Out on the road it was no easier. In downtown Atlanta, for instance, just a few blocks from the Hyatt, there’s a whole street of porn shops and peep shows. Late one night, I slipped out of my room and walked that street. I didn’t go inside, but I didn’t need to. I was fully aerobic once more.

That was a long time ago. And even though I know I sound like my grandmother, all this stuff has now been delivered to our wireless handheld devices, smartphones, and laptops. There’s no need to visit the airport or that street in Atlanta to get our pulse nice and high. And the prime-time airwaves are not much cleaner. Promiscuity, infidelity, aberrant behavior, fornication, and adultery are no longer whispered in hushed tones; they’re fully celebrated.

My guess is that you’re right with me. You know about being aerobic. You know about this sexual stuff. You hate it, and you love it. It repulses you, and you’re mys- teriously drawn to it.

Can we talk? This is just between you and me, OK? There are two reasons you and I must stay away from this poison. Two solid truths must take root deeply in our minds before our pounding hearts take over for our brain cells.

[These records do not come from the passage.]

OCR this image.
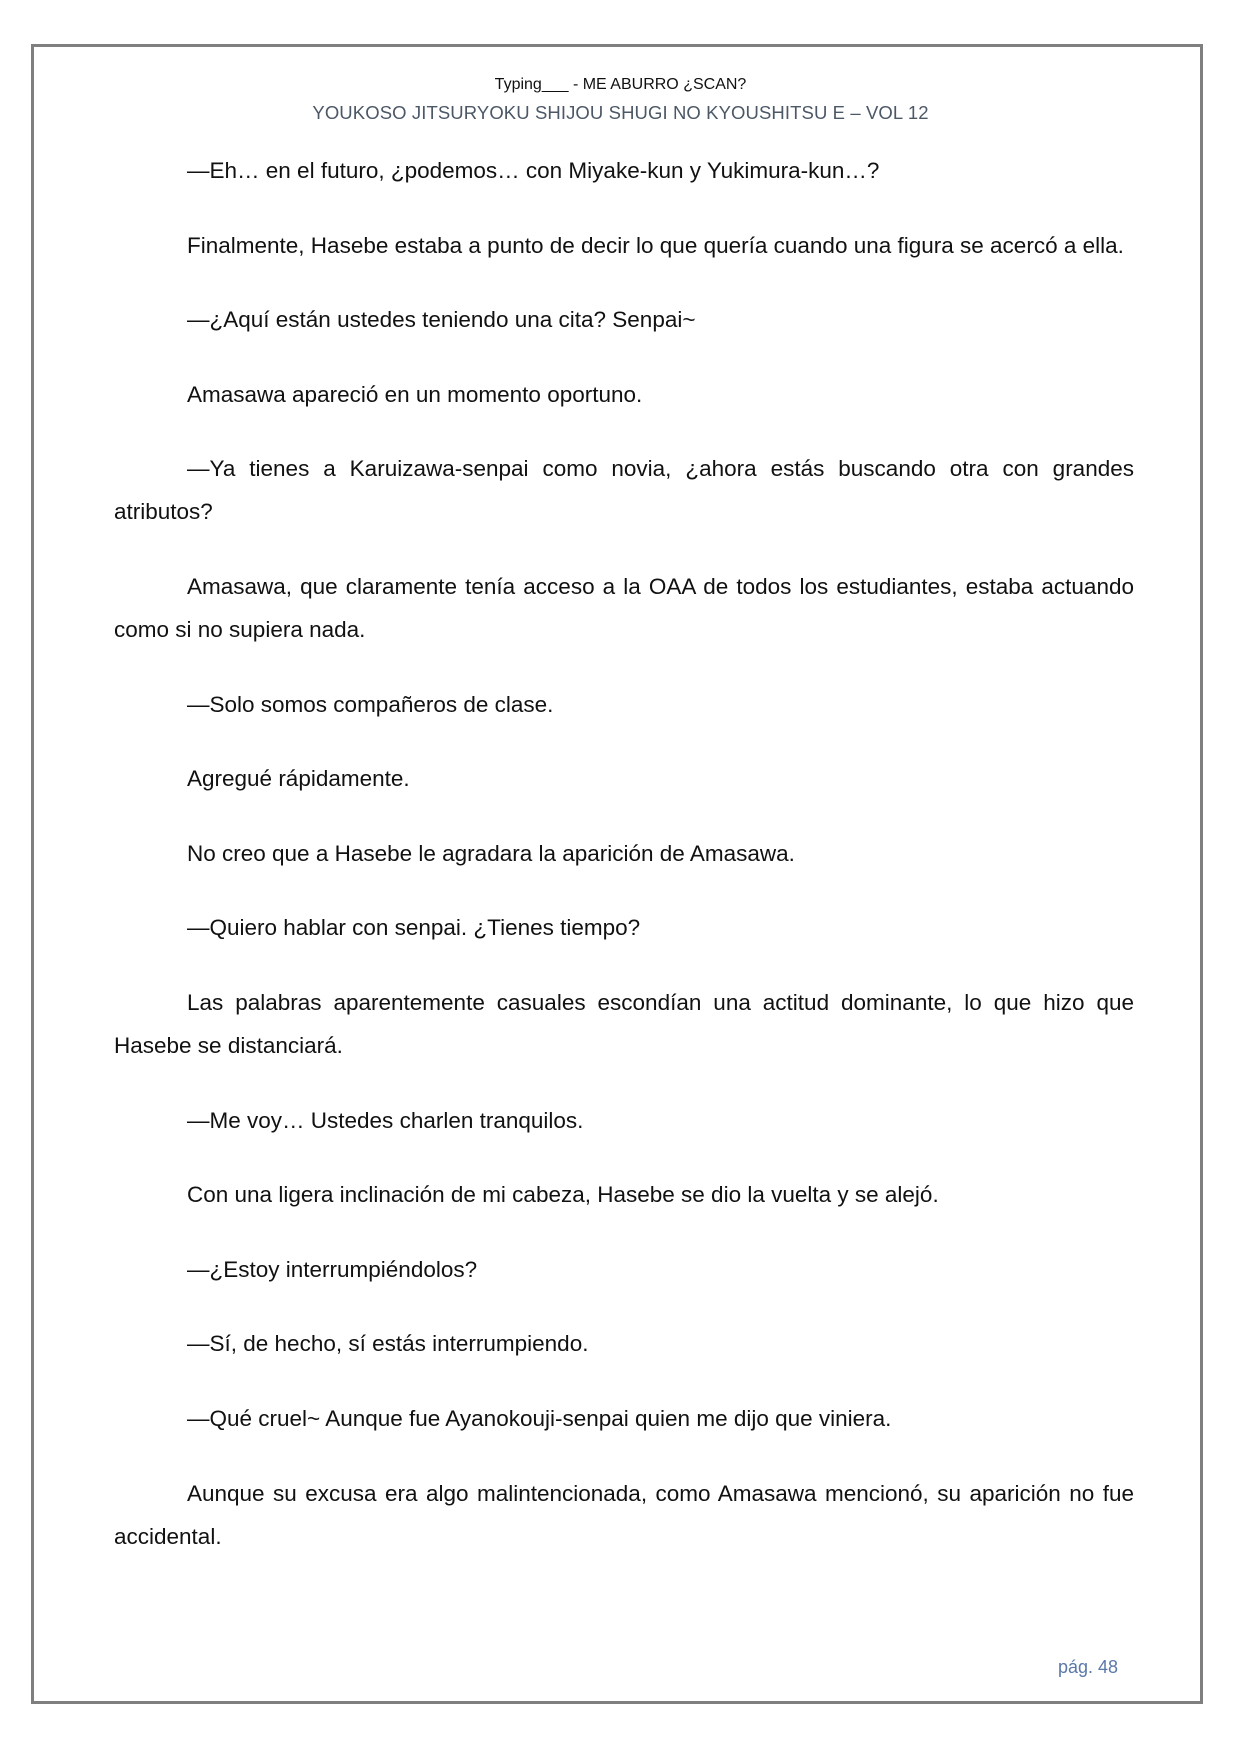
Typing___ - ME ABURRO ¿SCAN?
YOUKOSO JITSURYOKU SHIJOU SHUGI NO KYOUSHITSU E – VOL 12

—Eh… en el futuro, ¿podemos… con Miyake-kun y Yukimura-kun…?

Finalmente, Hasebe estaba a punto de decir lo que quería cuando una figura se acercó a ella.

—¿Aquí están ustedes teniendo una cita? Senpai~

Amasawa apareció en un momento oportuno.

—Ya tienes a Karuizawa-senpai como novia, ¿ahora estás buscando otra con grandes atributos?

Amasawa, que claramente tenía acceso a la OAA de todos los estudiantes, estaba actuando como si no supiera nada.

—Solo somos compañeros de clase.

Agregué rápidamente.

No creo que a Hasebe le agradara la aparición de Amasawa.

—Quiero hablar con senpai. ¿Tienes tiempo?

Las palabras aparentemente casuales escondían una actitud dominante, lo que hizo que Hasebe se distanciará.

—Me voy… Ustedes charlen tranquilos.

Con una ligera inclinación de mi cabeza, Hasebe se dio la vuelta y se alejó.

—¿Estoy interrumpiéndolos?

—Sí, de hecho, sí estás interrumpiendo.

—Qué cruel~ Aunque fue Ayanokouji-senpai quien me dijo que viniera.

Aunque su excusa era algo malintencionada, como Amasawa mencionó, su aparición no fue accidental.

pág. 48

First, the apostle Paul, a man who took a number of lengthy business trips, summed it up this way: “You are not your own, for you were bought at a price” (vv. 19–20). I know this is going to sound a little strange, but your wife picked up the tab for you. When she married you, she invested everything she had—body, mind, and spirit—to buy you. She is real and you belong to her.

Jesus Christ also paid for you. If you had been the only man alive, He would have asked for the check. Your mind and body are the temple of the Holy Spirit—the place where the Spirit of God lives. And because you and I are the personal property of our wives and our Savior, we have no rights on the open market again. Even our thoughts are to be taken “captive” and made obedient to Christ (2 Co 10:5).

The second reason to stay pure is fairly obvious, but it deserves a mention. It’s true every time. There are no exceptions to this rule: immorality creates chaos. Even if it’s not 355 acted out, it keeps our hearts awake. It keeps us restless, off balance. It denies us focus. And if it is acted out, it rips our lives apart. It destroys our relationships. It deceptively changes our priorities; it allows us to give ourselves permission to follow the worst parts of ourselves. It crushes those whom we love and would have given our lives for. Take a moment to turn to Proverbs 7 to find out, in vivid detail, what happens when a young man—or any man, for that matter—is led astray. Impurity is pure hell—every single time.

One of the things I’ve learned about business trips is that, if I’m not traveling alone, all this temptation is much less overwhelming—much easier to flee. Later in my career, when I owned the company and could make these decisions for myself, I would bring a colleague along on my business trips. Something about being with a business companion drove away my dangerous sense of autonomy. Today, even though my travel budget is my own, I still travel alone. Well, sort of.

So now that I think about it, I do have a Savior who always goes along. Plus, I have plenty of mileage, and friends fly free. So Jesus flies with me. Every time.